No one really likes me in this household so I don't know how I stayed here for so long, they don't seem to be afraid of losing me either, maybe when I'm gone, they won't do anything and will be happy because they lost someone this life is a burden.

"I don't really know what else to do with you Aurelia, we give you everything, you already have a nice place to stay, this is the only thing that will replace that, it's still sloppy! Study hard so you can be worthy!"

"Yes, Mom." I answered briefly while bending down, I didn't have the courage to look at her because her eyes were really scary.

"Get out of my presence and maybe what else I can do to you." I nodded and suddenly turned away from her office.

"You must evict that girl from here, she is too old to stay in this household." That was the last thing I heard from Grandma before I finally got out of Mommy's office.

I sighed when I got out. That's when the tears I had been holding back started to flow.

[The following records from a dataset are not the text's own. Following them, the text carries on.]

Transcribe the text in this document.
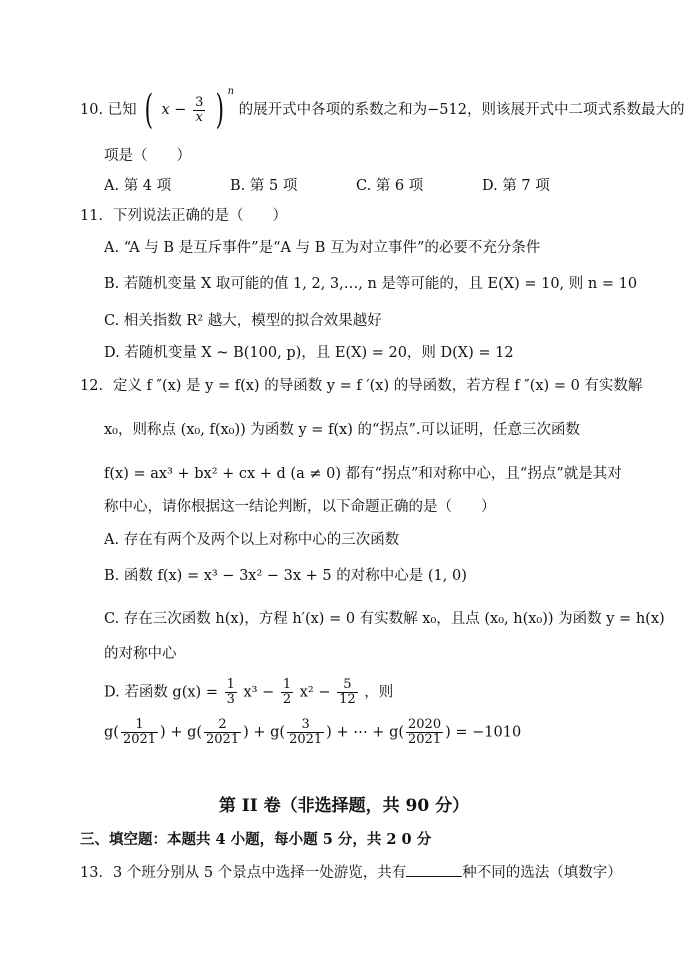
10. 已知 ( $x - \frac{3}{x}$ ) $^n$ 的展开式中各项的系数之和为−512，则该展开式中二项式系数最大的
项是（　　）
A. 第 4 项	B. 第 5 项	C. 第 6 项	D. 第 7 项
11．下列说法正确的是（　　）
A. “A 与 B 是互斥事件”是“A 与 B 互为对立事件”的必要不充分条件
B. 若随机变量 X 取可能的值 1, 2, 3,…, n 是等可能的，且 E(X) = 10, 则 n = 10
C. 相关指数 R² 越大，模型的拟合效果越好
D. 若随机变量 X ~ B(100, p)，且 E(X) = 20，则 D(X) = 12
12．定义 f ″(x) 是 y = f(x) 的导函数 y = f ′(x) 的导函数，若方程 f ″(x) = 0 有实数解
x₀，则称点 (x₀, f(x₀)) 为函数 y = f(x) 的“拐点”.可以证明，任意三次函数
f(x) = ax³ + bx² + cx + d (a ≠ 0) 都有“拐点”和对称中心，且“拐点”就是其对
称中心，请你根据这一结论判断，以下命题正确的是（　　）
A. 存在有两个及两个以上对称中心的三次函数
B. 函数 f(x) = x³ − 3x² − 3x + 5 的对称中心是 (1, 0)
C. 存在三次函数 h(x)，方程 h′(x) = 0 有实数解 x₀，且点 (x₀, h(x₀)) 为函数 y = h(x)
的对称中心
D. 若函数 $g(x) = \frac{1}{3} x^3 - \frac{1}{2} x^2 - \frac{5}{12}$ ，则
$g( \frac{1}{2021}$ ) + $g( \frac{2}{2021}$ ) + $g( \frac{3}{2021}$ ) + ⋯ + $g( \frac{2020}{2021}$ ) = −1010
第 II 卷（非选择题，共 90 分）
三、填空题：本题共 4 小题，每小题 5 分，共 2 0 分
13．3 个班分别从 5 个景点中选择一处游览，共有	种不同的选法（填数字）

My tears kept falling as I walked to my room.

When I got into my room I immediately fell on my bed and then I released all my anger.

The truth is, my grade will be really low, I don't even know, but I'm really doing my best to pass the course I didn't like.

Yes, I didn't really want to take Political Science as my pre-law but I was forced to because that's what Mama made me take, as she mentioned, our family is already in the line of Lawyers so what she wants to happen is to become I am also a lawyer, but I know for myself that I can't handle this course, even pre-law I'm already struggling so much what if I'm already in law school and still have the bar exam, maybe they'll kill me if I don't pass this course.

I don't really have the right to make decisions in my life, my whole life is controlled by the people around me. As for my Father, I know him but I have not been with him yet because Mommy and Grandma don't want that to happen, but I know that even if I end up in my Father's or Mother's house, they will treat me the same because even one they were not happy when they have me.

When will my life be at peace? I don’t know anymore, I just want to be alone get rid of everyone in my life right now.